L’avevamo già anticipata in giornata, ma adesso ecco arrivare dati, e soprattutto, immagini ufficiali della Yamaha R1 my 2012, bomba hypersportiva di Iwata pronta a guerreggiare con le altre regine della categoria.

Questa versione 2012, piuttosto che stravolgere il progetto, si propone come ulteriore perfezionamento di quanto già di buono aveva da offrire il modello precedente, per confermarsi – ancora una volta – come una delle SuperBike più veloci e maneggevoli sul mercato.

Spinta dal noto 4 cilindri 998cc frontemarcia, dotato di un innovativo albero a croce a scoppi irregolari, l’ultima evoluzione di R1 va alla ricerca di una erogazione ancor più lineare, una trazione superiore, e una percorrenza di curva eccezionale.

Per raggiungere lo scopo, Il modello 2012 adotta un sistema avanzato di controllo della trazione (TCS, Traction Control System), in grado di ottimizzare l’azione di guida in ogni frangente. Un upgrade che si traduce in una maggiore fiducia in sella, aumentando la confidenza del pilota nella tenuta di strada.

Ma come funziona il nuovo sistema? Il TCS, analizzando e controllando la rotazione della ruota posteriore, crea un legame speciale tra il pilota e la sua moto, consentendogli di sfruttare fino in fondo il potenziale esplosivo della R1.

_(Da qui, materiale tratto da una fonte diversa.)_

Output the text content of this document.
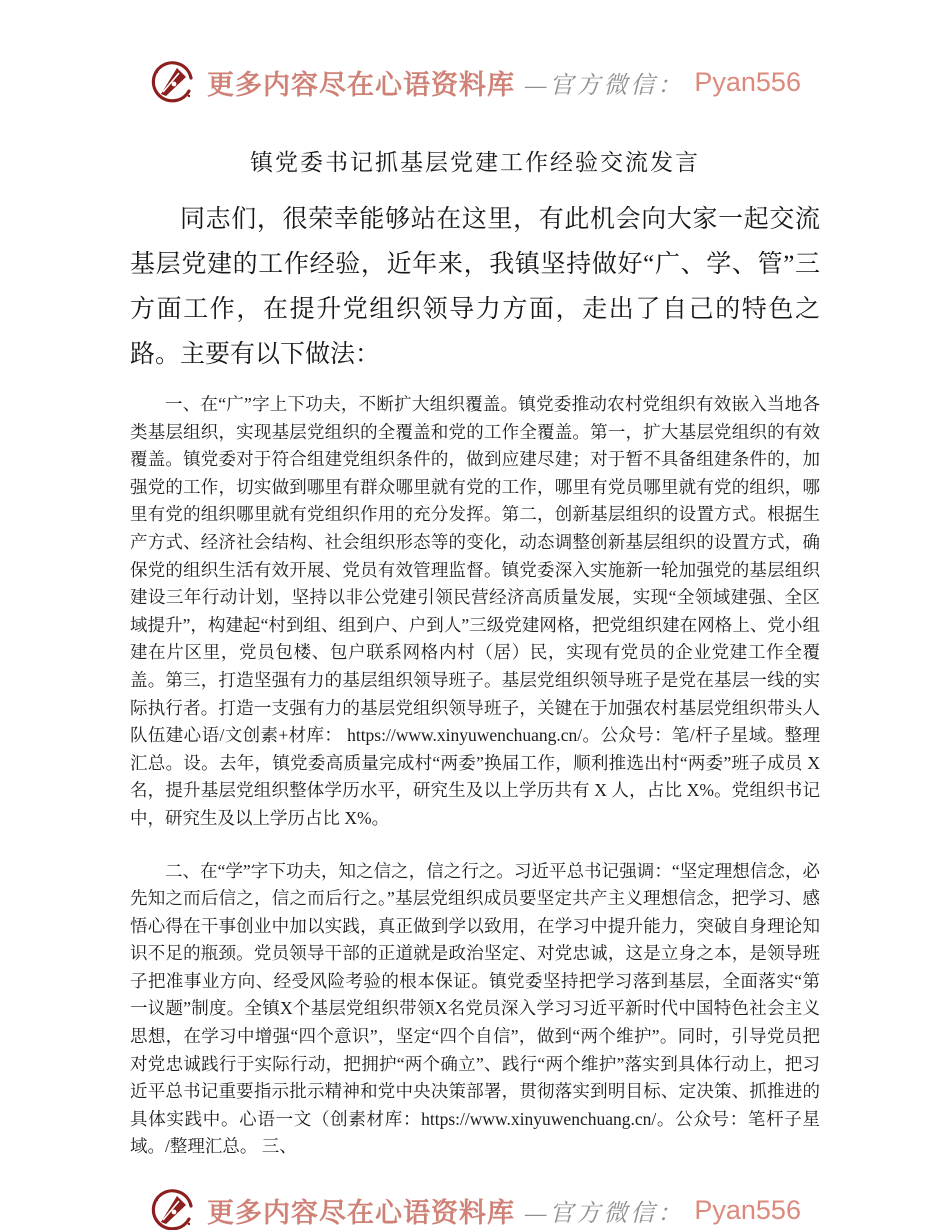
更多内容尽在心语资料库 —官方微信： Pyan556
镇党委书记抓基层党建工作经验交流发言

同志们，很荣幸能够站在这里，有此机会向大家一起交流基层党建的工作经验，近年来，我镇坚持做好“广、学、管”三方面工作，在提升党组织领导力方面，走出了自己的特色之路。主要有以下做法：

一、在“广”字上下功夫，不断扩大组织覆盖。镇党委推动农村党组织有效嵌入当地各类基层组织，实现基层党组织的全覆盖和党的工作全覆盖。第一，扩大基层党组织的有效覆盖。镇党委对于符合组建党组织条件的，做到应建尽建；对于暂不具备组建条件的，加强党的工作，切实做到哪里有群众哪里就有党的工作，哪里有党员哪里就有党的组织，哪里有党的组织哪里就有党组织作用的充分发挥。第二，创新基层组织的设置方式。根据生产方式、经济社会结构、社会组织形态等的变化，动态调整创新基层组织的设置方式，确保党的组织生活有效开展、党员有效管理监督。镇党委深入实施新一轮加强党的基层组织建设三年行动计划，坚持以非公党建引领民营经济高质量发展，实现“全领域建强、全区域提升”，构建起“村到组、组到户、户到人”三级党建网格，把党组织建在网格上、党小组建在片区里，党员包楼、包户联系网格内村（居）民，实现有党员的企业党建工作全覆盖。第三，打造坚强有力的基层组织领导班子。基层党组织领导班子是党在基层一线的实际执行者。打造一支强有力的基层党组织领导班子，关键在于加强农村基层党组织带头人队伍建心语/文创素+材库： https://www.xinyuwenchuang.cn/。公众号：笔/杆子星域。整理汇总。设。去年，镇党委高质量完成村“两委”换届工作，顺利推选出村“两委”班子成员 X 名，提升基层党组织整体学历水平，研究生及以上学历共有 X 人，占比 X%。党组织书记中，研究生及以上学历占比 X%。

二、在“学”字下功夫，知之信之，信之行之。习近平总书记强调：“坚定理想信念，必先知之而后信之，信之而后行之。”基层党组织成员要坚定共产主义理想信念，把学习、感悟心得在干事创业中加以实践，真正做到学以致用，在学习中提升能力，突破自身理论知识不足的瓶颈。党员领导干部的正道就是政治坚定、对党忠诚，这是立身之本，是领导班子把准事业方向、经受风险考验的根本保证。镇党委坚持把学习落到基层，全面落实“第一议题”制度。全镇X个基层党组织带领X名党员深入学习习近平新时代中国特色社会主义思想，在学习中增强“四个意识”，坚定“四个自信”，做到“两个维护”。同时，引导党员把对党忠诚践行于实际行动，把拥护“两个确立”、践行“两个维护”落实到具体行动上，把习近平总书记重要指示批示精神和党中央决策部署，贯彻落实到明目标、定决策、抓推进的具体实践中。心语一文（创素材库：https://www.xinyuwenchuang.cn/。公众号：笔杆子星域。/整理汇总。 三、

更多内容尽在心语资料库 —官方微信： Pyan556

Ma non è tutto. Ad arricchire ulteriormente l’esperienza di guida, arriva anche una nuova mappatura della centralina, in grado di incrementare la corposità dell’erogazione ai medio/bassi regimi, da sempre tallone d’Achille della mangia cordoli di Iwata.
Le nuove mappature, infatti, ottimizzano il grado di apertura del gas per YCC-T (Yamaha Chip Controlled Throttle – controllo elettronico dell’acceleratore) e il volume dell’iniezione e l’anticipo. In pratica, si potrà accelerare più decisamente in uscita dalle curve lente, disponendo allo stesso tempo di un allungo inesauribile.

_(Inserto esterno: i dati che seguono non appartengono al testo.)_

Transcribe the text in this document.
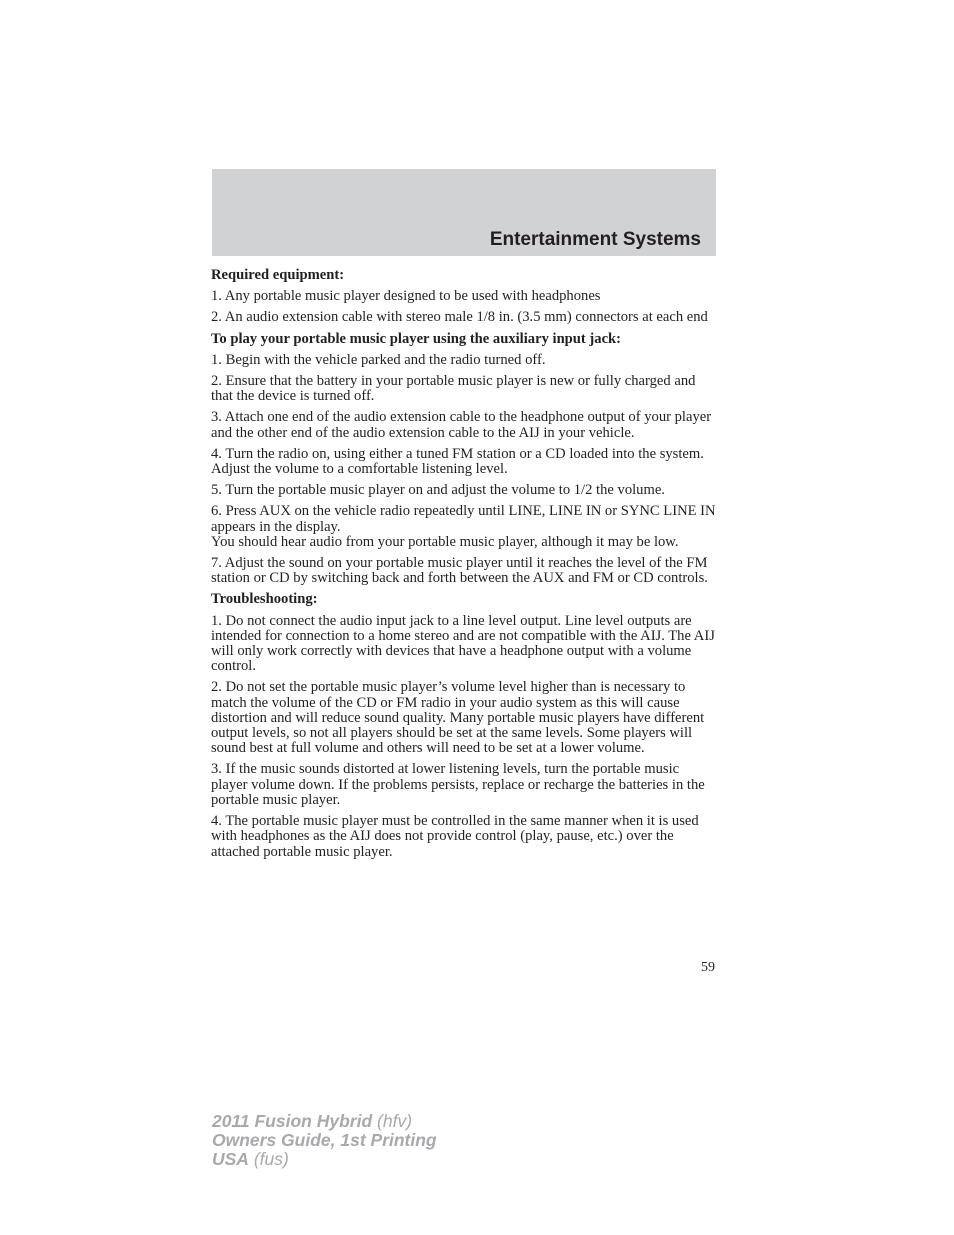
Entertainment Systems
Required equipment:
1. Any portable music player designed to be used with headphones
2. An audio extension cable with stereo male 1/8 in. (3.5 mm) connectors at each end
To play your portable music player using the auxiliary input jack:
1. Begin with the vehicle parked and the radio turned off.
2. Ensure that the battery in your portable music player is new or fully charged and that the device is turned off.
3. Attach one end of the audio extension cable to the headphone output of your player and the other end of the audio extension cable to the AIJ in your vehicle.
4. Turn the radio on, using either a tuned FM station or a CD loaded into the system. Adjust the volume to a comfortable listening level.
5. Turn the portable music player on and adjust the volume to 1/2 the volume.
6. Press AUX on the vehicle radio repeatedly until LINE, LINE IN or SYNC LINE IN appears in the display.
You should hear audio from your portable music player, although it may be low.
7. Adjust the sound on your portable music player until it reaches the level of the FM station or CD by switching back and forth between the AUX and FM or CD controls.
Troubleshooting:
1. Do not connect the audio input jack to a line level output. Line level outputs are intended for connection to a home stereo and are not compatible with the AIJ. The AIJ will only work correctly with devices that have a headphone output with a volume control.
2. Do not set the portable music player’s volume level higher than is necessary to match the volume of the CD or FM radio in your audio system as this will cause distortion and will reduce sound quality. Many portable music players have different output levels, so not all players should be set at the same levels. Some players will sound best at full volume and others will need to be set at a lower volume.
3. If the music sounds distorted at lower listening levels, turn the portable music player volume down. If the problems persists, replace or recharge the batteries in the portable music player.
4. The portable music player must be controlled in the same manner when it is used with headphones as the AIJ does not provide control (play, pause, etc.) over the attached portable music player.
59
2011 Fusion Hybrid (hfv)
Owners Guide, 1st Printing
USA (fus)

A rimarcare la stretta parentela con le moto che corrono sui più prestigiosi circuiti del mondo, arrivano il nuovo design del cupolino e la nuova piastra di sterzo ispirata alla YZR-M1.
Nuovo anche lo speciale disegno delle nervature in rilievo, stampato sul retro della piastra di sterzo. Una soluzione che contribuisce a mantenere un ottimo bilanciamento della rigidità, aumentando la maneggevolezza e il feeling con il pilota.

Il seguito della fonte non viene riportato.